Agriculture: goodbye to tethering: happy cows - unhappy farmers?

The Bavarian Farmers' Association shows happy cows in green mountain meadows on its homepage.

Agriculture: goodbye to tethering: happy cows - unhappy farmers?

The Bavarian Farmers' Association shows happy cows in green mountain meadows on its homepage. But tens of thousands of cows in the Free State live tied up in stables year in and year out and never go to pasture. The federal government now wants to change that.

Within five years, dairy farmers nationwide should switch to free stalls or combined housing - year-round tethered housing should be banned. The Free State wants to prevent this plan in the Federal Council.

How does animal-friendly husbandry work?

“A picture of a cow, so to speak, happy would be if it were grooming its fur together with a fellow cow,” says biologist Sabine Dippel from the Federal Research Institute for Animal Health. This joint grooming reduces the cows' heart rate and makes them relaxed. “Cows need other cows,” says Dippel, “they also need the opportunity to exchange ideas with others.” Just a few weeks after birth, the calves start looking for company.

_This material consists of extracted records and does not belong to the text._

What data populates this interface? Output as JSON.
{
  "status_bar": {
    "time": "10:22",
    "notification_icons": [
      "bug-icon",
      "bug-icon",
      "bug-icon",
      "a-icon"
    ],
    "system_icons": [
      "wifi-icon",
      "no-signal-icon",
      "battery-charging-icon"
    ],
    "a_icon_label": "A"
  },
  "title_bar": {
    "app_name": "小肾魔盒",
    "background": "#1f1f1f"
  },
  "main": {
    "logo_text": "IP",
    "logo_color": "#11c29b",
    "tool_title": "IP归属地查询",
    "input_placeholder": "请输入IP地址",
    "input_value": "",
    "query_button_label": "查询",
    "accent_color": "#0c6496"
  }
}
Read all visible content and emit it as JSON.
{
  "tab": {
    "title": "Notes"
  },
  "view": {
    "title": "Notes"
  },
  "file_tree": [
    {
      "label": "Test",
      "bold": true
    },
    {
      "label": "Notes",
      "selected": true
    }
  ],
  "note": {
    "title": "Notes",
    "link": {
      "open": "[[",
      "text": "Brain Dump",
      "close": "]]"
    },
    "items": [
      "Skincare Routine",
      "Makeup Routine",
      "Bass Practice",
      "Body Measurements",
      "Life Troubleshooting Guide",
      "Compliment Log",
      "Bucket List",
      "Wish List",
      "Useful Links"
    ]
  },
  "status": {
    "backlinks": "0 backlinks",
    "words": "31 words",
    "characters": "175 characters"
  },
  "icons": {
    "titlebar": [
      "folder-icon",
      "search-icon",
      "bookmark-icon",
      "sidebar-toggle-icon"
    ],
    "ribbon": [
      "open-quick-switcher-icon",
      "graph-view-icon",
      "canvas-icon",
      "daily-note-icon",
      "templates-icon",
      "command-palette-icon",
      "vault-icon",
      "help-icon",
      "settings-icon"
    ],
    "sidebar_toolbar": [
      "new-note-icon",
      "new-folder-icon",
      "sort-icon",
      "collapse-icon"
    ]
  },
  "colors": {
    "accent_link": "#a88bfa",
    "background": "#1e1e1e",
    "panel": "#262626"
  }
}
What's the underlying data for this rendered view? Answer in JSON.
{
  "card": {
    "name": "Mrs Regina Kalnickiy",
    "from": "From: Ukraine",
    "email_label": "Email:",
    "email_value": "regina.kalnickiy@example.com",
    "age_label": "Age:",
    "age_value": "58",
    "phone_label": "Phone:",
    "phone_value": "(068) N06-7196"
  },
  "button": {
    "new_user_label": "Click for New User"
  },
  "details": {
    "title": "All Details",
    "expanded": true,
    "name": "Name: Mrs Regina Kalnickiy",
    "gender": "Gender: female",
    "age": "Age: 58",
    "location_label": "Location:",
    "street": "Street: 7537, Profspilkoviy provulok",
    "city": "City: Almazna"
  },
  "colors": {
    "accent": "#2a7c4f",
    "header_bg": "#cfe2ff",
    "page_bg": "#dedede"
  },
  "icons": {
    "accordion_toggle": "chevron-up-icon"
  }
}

The cows could express their normal behavior in the freestall. In a tethered stable, on the other hand, they sometimes have to spend their entire lives standing and lying next to a fellow animal that they simply don't like. And if they were held for longer without moving, they developed behavioral problems - for example, they stuck out their tongue and rolled it: "This is a sign of stress," says Dippel.

Cultural landscape and combination farming

According to the dairy industry association, there are around 51,000 dairy farms in Germany - almost half of them in Bavaria. According to the Bavarian Farmers' Association, almost 10,000 farms in the Free State keep their cows tied up in the stable all year round.

The issue is primarily a southern German problem, says Markus Fadl from the “Naturland” association for organic farming. Small farms in the middle of the village often have no space for a playpen. If they were to convert, they would have to reduce the number of animals and then ask themselves whether it was still economically viable. Such small businesses make up a significant proportion of dairy farms in the Alpine region: “They are very influential for the entire region, for agriculture and the cultural landscape. If they no longer exist, then at some point the open pastures will no longer exist,” says Fadl.

Combined farming is a compromise solution: the cows can continue to be tied up in the stable, but must be allowed to run around for at least 90 days. If the farm is in a densely populated area with a lot of traffic, it will be difficult to get the cows to run, says Ernest Schäffer from the Bavarian State Board of Trustees of the Producers' Rings for Animal Processing (LKV). But combination farming is the future, and year-round tethering is “a discontinued model”.

Changing costs

The Allgäu farmer Thomas Kögel keeps 90 cattle, including 35 dairy cows in a tethered stable. Two years ago he built a playpen for his young animals, which cost him around 80,000 euros. The changeover for adult animals is more difficult; it could cost him up to a million euros: "Realistically speaking, that cannot be achieved within one generation," says Kögel.

LKV managing director Schäffer calculates as follows: "If the construction costs for a dairy cow stable used to be 10,000 or 12,000 euros per cow in a stable, today they are 14,000 to 20,000 euros in order to ensure animal welfare and work processes." For larger farms with 70 cows or more, the effort could still be affordable, but not for smaller farms. "Naturland" spokesman Fadl also says: "For small businesses, investing in a playpen wouldn't be worthwhile, then they close down because it's not worth it."

Kögel inherited the farm from his father. "Basically, this is my dream, my life. I don't know anything else," he says. The whole family helps out on the farm; his brother is an insemination technician. "I'm now in the fortunate position of having two children aged twelve and ten who are already fully involved and want to lead this life," he says proudly. But the general conditions for agriculture are putting a huge strain on him: "At the moment I'm on the fence about whether I should continue at all or not at all."

Federal Agriculture Minister Cem Özdemir (Greens) told the German Press Agency: "I want a compromise that harmonizes the interests of our agriculture with those of nature and animal protection." But agriculture must take part. "Anyone who acts as if there is no pressure ignores the fact that retailers are increasingly implementing consumers' wishes for more animal protection."

Whether consumers want to pay the price for this is another matter. According to a recent Deloitte survey, less than half of Germans still buy sustainable organic and eco-friendly products. The main reason cited is the sharp increase in the cost of living.